Kısa bir süre önce Netanyahu’nun yargıyı elden geçirme planlarını eleştirdiği için muhalefet liderleri tarafından göklere çıkarılan Savunma Bakanı Yoav Gallant da saldırıyı onayladı. Batı Şeria’nın Cenin kentindeki askeri operasyonun “planlandığı gibi ilerlediğini” söyleyen Gallant, askerler “İsrail vatandaşlarını korumak ve [Batı Şeria’da] tam hareket özgürlüğünü muhafaza etmek için gereken her şeyi yapmak ve karada ve havada operasyon yürütmek üzere tam destek alacaklar,” dedi.
Bu, 1993 Oslo Anlaşmaları uyarınca Filistin Yönetimi’nin (FY) tam kontrolü altında olduğu belirlenen bölgeler de dahil olmak üzere Batı Şeria üzerinde askeri bir diktatörlük ilan etmekle eşdeğerdir. Dahası, Filistin Yönetimi’nin İsrail -ve Washington- açısından tamamen önemsiz olduğu gerçeğini de açıkça ortaya koymaktadır. Bu, uzun zamandır üstü kapalı bir şekilde ifade ediliyordu.
Ha’aretz’e göre İsrail, Cenin’de operasyon yapma niyetini ABD’ye bildirdi ve belli ki yeşil ışık yakıldı. Pazartesi günü Beyaz Saray Ulusal Güvenlik Konseyi, “İsrail’in güvenliğini ve halkını Hamas, İslami Cihad ve diğer terör örgütlerine karşı savunma hakkını destekliyoruz” açıklamasında bulundu.

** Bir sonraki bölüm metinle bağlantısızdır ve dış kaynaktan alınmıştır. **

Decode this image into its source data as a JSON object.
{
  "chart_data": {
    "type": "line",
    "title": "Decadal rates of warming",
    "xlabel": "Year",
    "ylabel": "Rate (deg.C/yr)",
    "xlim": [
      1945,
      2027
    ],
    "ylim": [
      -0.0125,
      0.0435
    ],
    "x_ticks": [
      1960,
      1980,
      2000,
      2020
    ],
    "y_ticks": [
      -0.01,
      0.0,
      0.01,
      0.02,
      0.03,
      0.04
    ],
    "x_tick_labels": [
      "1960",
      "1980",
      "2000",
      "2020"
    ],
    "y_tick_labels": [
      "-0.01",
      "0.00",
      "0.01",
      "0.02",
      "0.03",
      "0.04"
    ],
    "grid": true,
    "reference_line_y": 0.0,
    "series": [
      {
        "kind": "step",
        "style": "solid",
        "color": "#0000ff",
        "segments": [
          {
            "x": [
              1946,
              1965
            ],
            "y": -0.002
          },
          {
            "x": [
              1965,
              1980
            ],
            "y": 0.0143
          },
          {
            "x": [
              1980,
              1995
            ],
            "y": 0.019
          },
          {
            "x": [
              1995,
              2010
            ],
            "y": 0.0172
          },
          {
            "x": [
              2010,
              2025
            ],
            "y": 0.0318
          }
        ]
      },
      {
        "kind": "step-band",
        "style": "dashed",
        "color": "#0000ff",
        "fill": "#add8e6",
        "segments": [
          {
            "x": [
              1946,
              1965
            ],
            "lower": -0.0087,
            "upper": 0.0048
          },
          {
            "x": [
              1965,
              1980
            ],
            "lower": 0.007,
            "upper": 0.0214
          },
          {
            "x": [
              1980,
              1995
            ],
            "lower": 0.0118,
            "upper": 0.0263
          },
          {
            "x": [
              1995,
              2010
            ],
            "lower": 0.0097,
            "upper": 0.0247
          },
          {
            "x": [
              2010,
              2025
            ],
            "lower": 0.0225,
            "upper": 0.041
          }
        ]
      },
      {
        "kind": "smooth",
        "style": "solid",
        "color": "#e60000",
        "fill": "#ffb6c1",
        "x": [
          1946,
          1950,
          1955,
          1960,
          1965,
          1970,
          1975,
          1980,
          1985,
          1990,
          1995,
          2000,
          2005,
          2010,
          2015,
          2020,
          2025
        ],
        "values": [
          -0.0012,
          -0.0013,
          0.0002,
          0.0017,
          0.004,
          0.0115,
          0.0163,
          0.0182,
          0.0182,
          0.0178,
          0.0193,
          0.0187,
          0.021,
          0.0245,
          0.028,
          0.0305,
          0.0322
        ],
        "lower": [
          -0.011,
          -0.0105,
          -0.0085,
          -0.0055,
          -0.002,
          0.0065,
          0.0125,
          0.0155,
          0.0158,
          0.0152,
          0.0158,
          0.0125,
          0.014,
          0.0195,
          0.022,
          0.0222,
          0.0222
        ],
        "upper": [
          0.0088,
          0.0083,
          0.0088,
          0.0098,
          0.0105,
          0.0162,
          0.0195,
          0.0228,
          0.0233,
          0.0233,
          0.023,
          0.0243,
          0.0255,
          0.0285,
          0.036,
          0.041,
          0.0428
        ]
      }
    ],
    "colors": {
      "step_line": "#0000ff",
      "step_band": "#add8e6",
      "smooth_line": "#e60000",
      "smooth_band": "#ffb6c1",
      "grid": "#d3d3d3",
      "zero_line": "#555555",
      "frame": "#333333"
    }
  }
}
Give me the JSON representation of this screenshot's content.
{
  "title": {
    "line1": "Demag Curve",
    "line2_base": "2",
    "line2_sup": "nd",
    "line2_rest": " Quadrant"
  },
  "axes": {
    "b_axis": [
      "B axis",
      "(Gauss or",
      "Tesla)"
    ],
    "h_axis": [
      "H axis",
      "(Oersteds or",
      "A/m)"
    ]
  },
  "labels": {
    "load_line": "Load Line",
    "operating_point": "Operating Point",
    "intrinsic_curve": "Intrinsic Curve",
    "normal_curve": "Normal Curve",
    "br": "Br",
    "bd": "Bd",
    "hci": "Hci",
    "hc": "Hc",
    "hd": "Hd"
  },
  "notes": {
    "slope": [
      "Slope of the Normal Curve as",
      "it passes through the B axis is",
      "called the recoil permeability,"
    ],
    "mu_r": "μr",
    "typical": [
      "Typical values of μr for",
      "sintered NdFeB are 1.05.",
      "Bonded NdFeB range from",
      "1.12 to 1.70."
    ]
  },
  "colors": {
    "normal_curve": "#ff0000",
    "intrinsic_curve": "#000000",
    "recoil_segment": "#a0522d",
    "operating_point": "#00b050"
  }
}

Aşırı sağcı güçler, hem İsrail’de hem de işgal altındaki Filistin topraklarında Yahudi üstünlüğüne dayalı bir devlet kurma hedefleri doğrultusunda, Netanyahu’nun da yaptığı gibi, defalarca Batı Şeria’nın ilhakını talep ettiler. Pazartesi günü Cenin’e yapılan saldırı, Batı Şeria’daki bir dizi ölümcül askeri baskını, İsrail Savunma Kuvvetleri tarafından izlenen ve korunan kesintisiz yerleşimci şiddetini ve hükümetin yıl başından bu yana 13.000 yeni yerleşim birimi ilan etmesini takip etti. IDF’nin iki hafta önce Cenin’de bir Apaçi helikopteri ve silahlı insansız hava araçları konuşlandırması, Netanyahu’nun aşırı sağcı koalisyonunun göreve gelmesinden bu yana Batı Şeria, Gazze, Doğu Kudüs ve İsrail’de yaklaşık 190 Filistinlinin öldürüldüğü İsrail saldırganlığında önemli bir tırmanışa işaret ediyordu.

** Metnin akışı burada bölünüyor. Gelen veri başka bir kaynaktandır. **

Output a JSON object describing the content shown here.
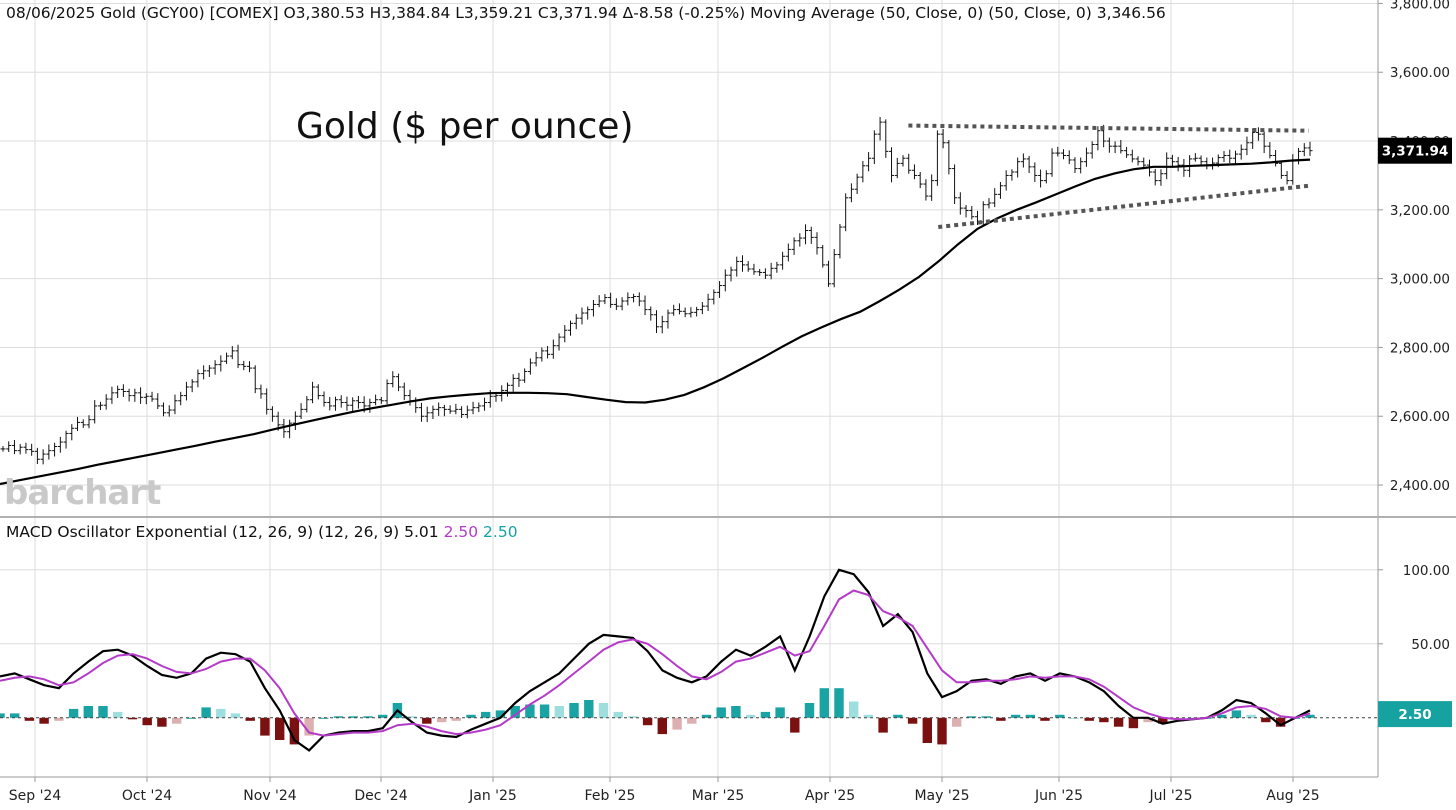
{
  "header": {
    "date": "08/06/2025",
    "symbol": "Gold (GCY00) [COMEX]",
    "open": "O3,380.53",
    "high": "H3,384.84",
    "low": "L3,359.21",
    "close": "C3,371.94",
    "change": "Δ-8.58 (-0.25%)",
    "ma_label": "Moving Average (50, Close, 0)  (50, Close, 0)",
    "ma_value": "3,346.56"
  },
  "macd_header": {
    "label": "MACD Oscillator Exponential (12, 26, 9)  (12, 26, 9)",
    "macd_value": "5.01",
    "signal_value": "2.50",
    "hist_value": "2.50"
  },
  "watermark": "barchart",
  "chart_title": "Gold ($ per ounce)",
  "last_price_label": "3,371.94",
  "last_macd_label": "2.50",
  "colors": {
    "price": "#111111",
    "ma": "#000000",
    "grid": "#dedede",
    "signal": "#b43bc8",
    "hist_pos": "#1aa3a3",
    "hist_pos_light": "#9fdede",
    "hist_neg": "#7a1010",
    "hist_neg_light": "#dcb0b0",
    "badge_price": "#000000",
    "badge_macd": "#17a2a2"
  },
  "chart_data": [
    {
      "type": "ohlc",
      "x_labels": [
        "Sep '24",
        "Oct '24",
        "Nov '24",
        "Dec '24",
        "Jan '25",
        "Feb '25",
        "Mar '25",
        "Apr '25",
        "May '25",
        "Jun '25",
        "Jul '25",
        "Aug '25"
      ],
      "y_ticks": [
        "2,400.00",
        "2,600.00",
        "2,800.00",
        "3,000.00",
        "3,200.00",
        "3,400.00",
        "3,600.00",
        "3,800.00"
      ],
      "y_tick_values": [
        2400,
        2600,
        2800,
        3000,
        3200,
        3400,
        3600,
        3800
      ],
      "ylim": [
        2310,
        3810
      ],
      "close": [
        2505,
        2515,
        2500,
        2510,
        2503,
        2498,
        2475,
        2490,
        2500,
        2512,
        2525,
        2550,
        2565,
        2582,
        2575,
        2590,
        2630,
        2632,
        2650,
        2668,
        2678,
        2672,
        2660,
        2668,
        2655,
        2658,
        2650,
        2630,
        2610,
        2618,
        2645,
        2660,
        2685,
        2700,
        2724,
        2732,
        2740,
        2750,
        2760,
        2775,
        2790,
        2750,
        2745,
        2740,
        2680,
        2665,
        2620,
        2600,
        2575,
        2555,
        2580,
        2600,
        2620,
        2648,
        2685,
        2660,
        2640,
        2630,
        2648,
        2640,
        2632,
        2645,
        2640,
        2630,
        2640,
        2648,
        2645,
        2695,
        2715,
        2685,
        2660,
        2645,
        2625,
        2600,
        2610,
        2620,
        2625,
        2620,
        2615,
        2620,
        2605,
        2618,
        2625,
        2630,
        2640,
        2658,
        2660,
        2675,
        2690,
        2710,
        2705,
        2730,
        2755,
        2770,
        2790,
        2780,
        2805,
        2830,
        2850,
        2870,
        2885,
        2900,
        2910,
        2925,
        2935,
        2945,
        2925,
        2920,
        2935,
        2945,
        2948,
        2935,
        2910,
        2895,
        2860,
        2875,
        2900,
        2910,
        2905,
        2898,
        2902,
        2910,
        2920,
        2940,
        2960,
        2980,
        3010,
        3025,
        3050,
        3040,
        3028,
        3020,
        3018,
        3010,
        3030,
        3040,
        3065,
        3085,
        3110,
        3118,
        3140,
        3120,
        3090,
        3040,
        2985,
        3070,
        3150,
        3235,
        3260,
        3295,
        3328,
        3350,
        3420,
        3455,
        3370,
        3300,
        3335,
        3350,
        3315,
        3300,
        3275,
        3240,
        3285,
        3420,
        3395,
        3320,
        3235,
        3205,
        3198,
        3180,
        3165,
        3215,
        3220,
        3245,
        3270,
        3300,
        3310,
        3340,
        3348,
        3325,
        3300,
        3285,
        3305,
        3365,
        3365,
        3358,
        3345,
        3320,
        3340,
        3365,
        3390,
        3430,
        3400,
        3385,
        3385,
        3372,
        3360,
        3348,
        3340,
        3330,
        3310,
        3285,
        3305,
        3350,
        3340,
        3330,
        3315,
        3348,
        3350,
        3340,
        3328,
        3336,
        3352,
        3358,
        3350,
        3362,
        3376,
        3395,
        3425,
        3420,
        3385,
        3358,
        3335,
        3300,
        3285,
        3345,
        3370,
        3380,
        3372
      ],
      "ma_50": [
        2403,
        2414,
        2425,
        2436,
        2447,
        2459,
        2470,
        2481,
        2492,
        2503,
        2514,
        2526,
        2537,
        2548,
        2562,
        2575,
        2588,
        2600,
        2612,
        2623,
        2633,
        2643,
        2652,
        2658,
        2663,
        2667,
        2668,
        2668,
        2667,
        2664,
        2656,
        2648,
        2641,
        2640,
        2648,
        2662,
        2684,
        2710,
        2740,
        2770,
        2802,
        2832,
        2858,
        2882,
        2904,
        2935,
        2968,
        3005,
        3050,
        3100,
        3145,
        3175,
        3200,
        3222,
        3245,
        3268,
        3290,
        3306,
        3318,
        3325,
        3325,
        3328,
        3330,
        3332,
        3334,
        3338,
        3343,
        3346
      ],
      "resistance_line": {
        "x": [
          "2025-04-22",
          "2025-08-05"
        ],
        "y": [
          3445,
          3430
        ]
      },
      "support_line": {
        "x": [
          "2025-04-30",
          "2025-08-05"
        ],
        "y": [
          3150,
          3270
        ]
      },
      "last_price": 3371.94,
      "ma_last": 3346.56
    },
    {
      "type": "line",
      "title": "MACD Oscillator Exponential (12, 26, 9)",
      "y_ticks": [
        "50.00",
        "100.00"
      ],
      "y_tick_values": [
        50,
        100
      ],
      "ylim": [
        -40,
        135
      ],
      "series": [
        {
          "name": "5.01",
          "values": [
            28,
            30,
            26,
            22,
            20,
            30,
            38,
            45,
            46,
            42,
            35,
            29,
            27,
            30,
            40,
            44,
            43,
            38,
            20,
            5,
            -15,
            -22,
            -12,
            -10,
            -9,
            -9,
            -7,
            5,
            -3,
            -10,
            -12,
            -13,
            -8,
            -4,
            0,
            10,
            18,
            24,
            30,
            40,
            50,
            56,
            55,
            54,
            45,
            32,
            27,
            24,
            28,
            38,
            46,
            42,
            48,
            55,
            32,
            55,
            82,
            100,
            97,
            85,
            62,
            70,
            58,
            30,
            14,
            18,
            25,
            26,
            23,
            28,
            30,
            25,
            30,
            28,
            24,
            18,
            8,
            0,
            0,
            -4,
            -2,
            -1,
            0,
            5,
            12,
            10,
            3,
            -5,
            0,
            5
          ]
        },
        {
          "name": "2.50",
          "values": [
            25,
            27,
            28,
            26,
            22,
            24,
            30,
            37,
            42,
            43,
            40,
            35,
            31,
            30,
            33,
            38,
            40,
            40,
            32,
            20,
            3,
            -10,
            -12,
            -11,
            -10,
            -10,
            -9,
            -5,
            -4,
            -6,
            -9,
            -11,
            -10,
            -8,
            -5,
            2,
            9,
            15,
            22,
            30,
            38,
            46,
            51,
            53,
            50,
            43,
            35,
            28,
            26,
            31,
            38,
            40,
            44,
            48,
            42,
            45,
            62,
            80,
            86,
            83,
            72,
            68,
            62,
            47,
            32,
            24,
            24,
            25,
            25,
            26,
            28,
            27,
            28,
            28,
            26,
            21,
            14,
            7,
            3,
            0,
            -1,
            -1,
            0,
            3,
            7,
            8,
            6,
            1,
            0,
            3
          ]
        }
      ],
      "histogram_name": "2.50",
      "histogram": [
        3,
        3,
        -2,
        -4,
        -2,
        6,
        8,
        8,
        4,
        -1,
        -5,
        -6,
        -4,
        0,
        7,
        6,
        3,
        -2,
        -12,
        -15,
        -18,
        -12,
        0,
        1,
        1,
        1,
        2,
        10,
        1,
        -4,
        -3,
        -2,
        2,
        4,
        5,
        8,
        9,
        9,
        8,
        10,
        12,
        10,
        4,
        1,
        -5,
        -11,
        -8,
        -4,
        2,
        7,
        8,
        2,
        4,
        7,
        -10,
        10,
        20,
        20,
        11,
        2,
        -10,
        2,
        -4,
        -17,
        -18,
        -6,
        1,
        1,
        -2,
        2,
        2,
        -2,
        2,
        0,
        -2,
        -3,
        -6,
        -7,
        -3,
        -4,
        -1,
        0,
        0,
        2,
        5,
        2,
        -3,
        -6,
        0,
        2
      ],
      "x_labels": [
        "Sep '24",
        "Oct '24",
        "Nov '24",
        "Dec '24",
        "Jan '25",
        "Feb '25",
        "Mar '25",
        "Apr '25",
        "May '25",
        "Jun '25",
        "Jul '25",
        "Aug '25"
      ],
      "last_value": 2.5
    }
  ]
}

Cenin ve Nablus’a aylardır neredeyse her gece yapılan baskınların ardından Pazartesi günü Cenin’e yapılan bu saldırı, Batı Şeria’daki Filistinlilerin giderek daha umutsuz bir ekonomik durumla karşı karşıya kaldığı bir döneme denk geliyor. İsrail’e doğrudan yabancı yatırımların artmasını sağlayan ve Arap Birliği’nin İsrail boykotunu pratikte sona erdiren 1993 Oslo Anlaşmaları Filistin ekonomisini felç etti. İsrail insanların, işgücünün ve malların dolaşımına kısıtlamalar getirdi, toprakları yerleşim yerleri, yerleşimcilere özel erişim yolları ve doğa koruma alanları ile parçaladı; toprak, su ve diğer doğal kaynaklara el koydu; Filistin ekonomisini İsrail ekonomisine bağladı ve uluslararası pazarlardan kopardı.

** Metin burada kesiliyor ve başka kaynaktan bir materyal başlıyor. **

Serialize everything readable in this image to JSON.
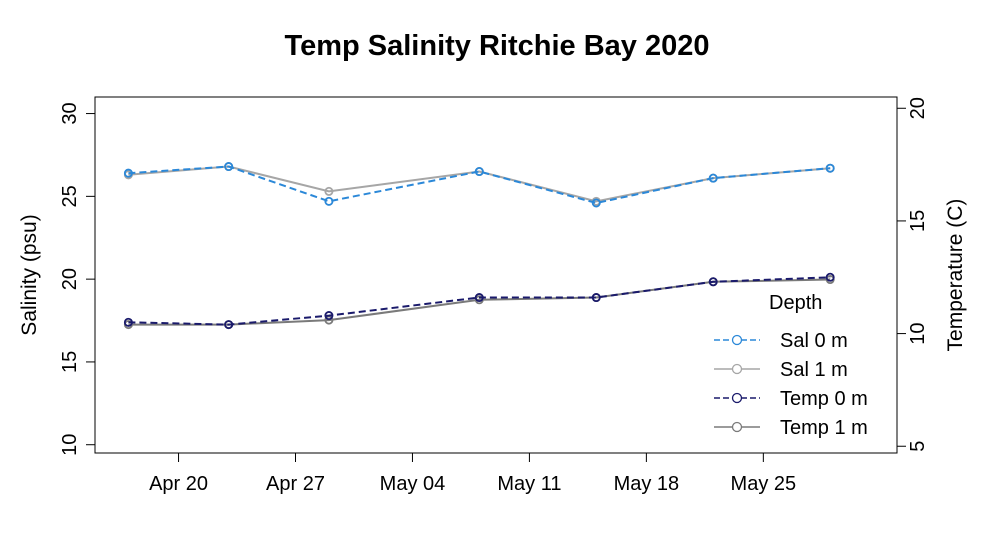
{
  "chart_data": {
    "type": "line",
    "title": "Temp Salinity Ritchie Bay 2020",
    "ylabel": "Salinity (psu)",
    "y2label": "Temperature (C)",
    "xlabel": "",
    "x_axis_kind": "date",
    "xlim": [
      "2020-04-15",
      "2020-06-02"
    ],
    "ylim": [
      9.5,
      31
    ],
    "y2lim": [
      4.7,
      20.5
    ],
    "yticks": [
      10,
      15,
      20,
      25,
      30
    ],
    "y2ticks": [
      5,
      10,
      15,
      20
    ],
    "xticks": [
      {
        "date": "2020-04-20",
        "label": "Apr 20"
      },
      {
        "date": "2020-04-27",
        "label": "Apr 27"
      },
      {
        "date": "2020-05-04",
        "label": "May 04"
      },
      {
        "date": "2020-05-11",
        "label": "May 11"
      },
      {
        "date": "2020-05-18",
        "label": "May 18"
      },
      {
        "date": "2020-05-25",
        "label": "May 25"
      }
    ],
    "legend_title": "Depth",
    "legend_position": "bottom-right",
    "grid": false,
    "series": [
      {
        "name": "Sal 0 m",
        "axis": "left",
        "color": "#2b88d8",
        "dash": true,
        "x": [
          "2020-04-17",
          "2020-04-23",
          "2020-04-29",
          "2020-05-08",
          "2020-05-15",
          "2020-05-22",
          "2020-05-29"
        ],
        "y": [
          26.4,
          26.8,
          24.7,
          26.5,
          24.6,
          26.1,
          26.7
        ]
      },
      {
        "name": "Sal 1 m",
        "axis": "left",
        "color": "#a6a6a6",
        "dash": false,
        "x": [
          "2020-04-17",
          "2020-04-23",
          "2020-04-29",
          "2020-05-08",
          "2020-05-15",
          "2020-05-22",
          "2020-05-29"
        ],
        "y": [
          26.3,
          26.8,
          25.3,
          26.5,
          24.7,
          26.1,
          26.7
        ]
      },
      {
        "name": "Temp 0 m",
        "axis": "right",
        "color": "#1a1a6b",
        "dash": true,
        "x": [
          "2020-04-17",
          "2020-04-23",
          "2020-04-29",
          "2020-05-08",
          "2020-05-15",
          "2020-05-22",
          "2020-05-29"
        ],
        "y": [
          10.5,
          10.4,
          10.8,
          11.6,
          11.6,
          12.3,
          12.5
        ]
      },
      {
        "name": "Temp 1 m",
        "axis": "right",
        "color": "#7a7a7a",
        "dash": false,
        "x": [
          "2020-04-17",
          "2020-04-23",
          "2020-04-29",
          "2020-05-08",
          "2020-05-15",
          "2020-05-22",
          "2020-05-29"
        ],
        "y": [
          10.4,
          10.4,
          10.6,
          11.5,
          11.6,
          12.3,
          12.4
        ]
      }
    ]
  }
}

Sanayi çöktü, çiftçiler topraklarından sürüldü ve kişi başına düşen gelir 1994’ten bu yana yerinde saydı. Filistin Yönetimi tamamen uluslararası yardıma bağımlı durumda. Bununla birlikte, BM’nin Filistinli sığınmacılara yardım kuruluşu UNRWA, geçen ay, 107 milyon dolarlık yeni fonun işgal altındaki topraklarda ve komşu ülkelerdeki sığınmacı kamplarında yaşayan milyonlarca Filistinliyi desteklemek için gereken 300 milyon doların önemli ölçüde altında kaldığını açıkladı.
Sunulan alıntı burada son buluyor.